Field | Type | Description |
---|---|---|
id | String | Unique event identifier. |
chat_id | String | Associated chat identifier. |
agent_id | String | Unique agent identifier involved in the event. |
joined_at | DateTime | UTC timestamp when the agent joined the chat. |
left_at | Nullable(DateTime) | UTC timestamp when the agent left the chat, or null if still active. |
event | String | Type of event. Possible values: bot_assigned , agent_timeout , user_timeout , agent_joined , chat_escalated , manual_close , resolved , assigned_to_human , transferred . |
response_rating | Nullable(Int16) | Rating given for the interaction, if any. |
created_at | DateTime | Record creation timestamp. |
updated_at | DateTime | Record last update timestamp. |
deleted_at | Nullable(DateTime) | Logical deletion timestamp, if applicable. |
agent_status_logs
(Table: agent_status_logs_<company>
)
Tracks the history of agent status changes over time, such as transitioning from “online” to “break”.
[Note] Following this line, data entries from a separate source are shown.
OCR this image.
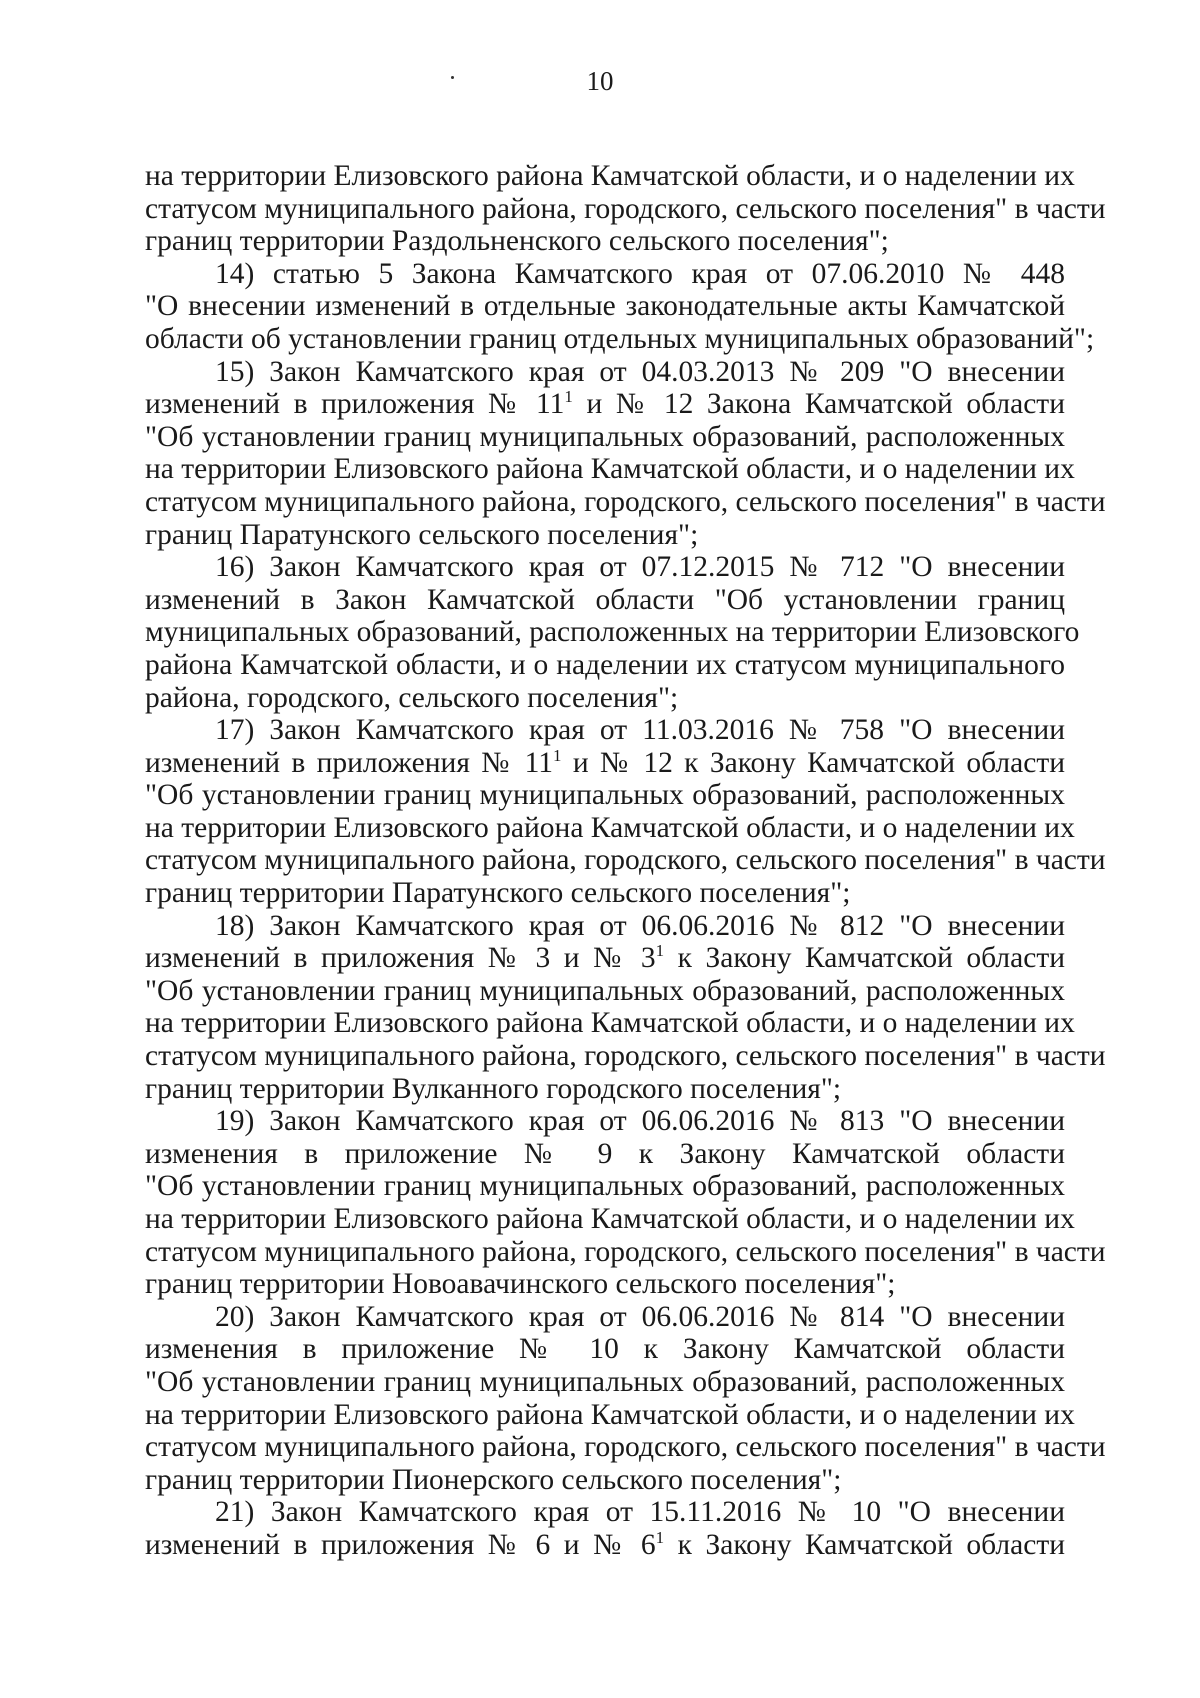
10
на территории Елизовского района Камчатской области, и о наделении их
статусом муниципального района, городского, сельского поселения" в части
границ территории Раздольненского сельского поселения";
14) статью 5 Закона Камчатского края от 07.06.2010 № 448
"О внесении изменений в отдельные законодательные акты Камчатской
области об установлении границ отдельных муниципальных образований";
15) Закон Камчатского края от 04.03.2013 № 209 "О внесении
изменений в приложения № $11^1$ и № 12 Закона Камчатской области
"Об установлении границ муниципальных образований, расположенных
на территории Елизовского района Камчатской области, и о наделении их
статусом муниципального района, городского, сельского поселения" в части
границ Паратунского сельского поселения";
16) Закон Камчатского края от 07.12.2015 № 712 "О внесении
изменений в Закон Камчатской области "Об установлении границ
муниципальных образований, расположенных на территории Елизовского
района Камчатской области, и о наделении их статусом муниципального
района, городского, сельского поселения";
17) Закон Камчатского края от 11.03.2016 № 758 "О внесении
изменений в приложения № $11^1$ и № 12 к Закону Камчатской области
"Об установлении границ муниципальных образований, расположенных
на территории Елизовского района Камчатской области, и о наделении их
статусом муниципального района, городского, сельского поселения" в части
границ территории Паратунского сельского поселения";
18) Закон Камчатского края от 06.06.2016 № 812 "О внесении
изменений в приложения № 3 и № $3^1$ к Закону Камчатской области
"Об установлении границ муниципальных образований, расположенных
на территории Елизовского района Камчатской области, и о наделении их
статусом муниципального района, городского, сельского поселения" в части
границ территории Вулканного городского поселения";
19) Закон Камчатского края от 06.06.2016 № 813 "О внесении
изменения в приложение № 9 к Закону Камчатской области
"Об установлении границ муниципальных образований, расположенных
на территории Елизовского района Камчатской области, и о наделении их
статусом муниципального района, городского, сельского поселения" в части
границ территории Новоавачинского сельского поселения";
20) Закон Камчатского края от 06.06.2016 № 814 "О внесении
изменения в приложение № 10 к Закону Камчатской области
"Об установлении границ муниципальных образований, расположенных
на территории Елизовского района Камчатской области, и о наделении их
статусом муниципального района, городского, сельского поселения" в части
границ территории Пионерского сельского поселения";
21) Закон Камчатского края от 15.11.2016 № 10 "О внесении
изменений в приложения № 6 и № $6^1$ к Закону Камчатской области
Field | Type | Description |
---|---|---|
id | String | Unique status change identifier. |
agent_id | String | Unique agent identifier. |
old_status | String | Previous agent status: training , offline , break , ending_shift , inactive , online . |
new_status | String | New agent status: training , offline , break , ending_shift , inactive , online . |
status_changed_at | DateTime | UTC timestamp when the status changed. |
duration_seconds | Nullable(Int64) | Duration in seconds of the previous status, or null if not applicable. |
created_at | DateTime | Record creation timestamp. |
Handling of Personal Data
The messages_
table, especially the text
column, retains the full content of customer interactions, potentially containing personal data such as names, email addresses, ID numbers, or other details about the products or services offered by your company.
These records have not been anonymized or pseudonymized to preserve the full context of each conversation and ensure analysis accuracy.
It is essential to process this data according to applicable regulations, always maintaining confidentiality, security, and the rights of data subjects.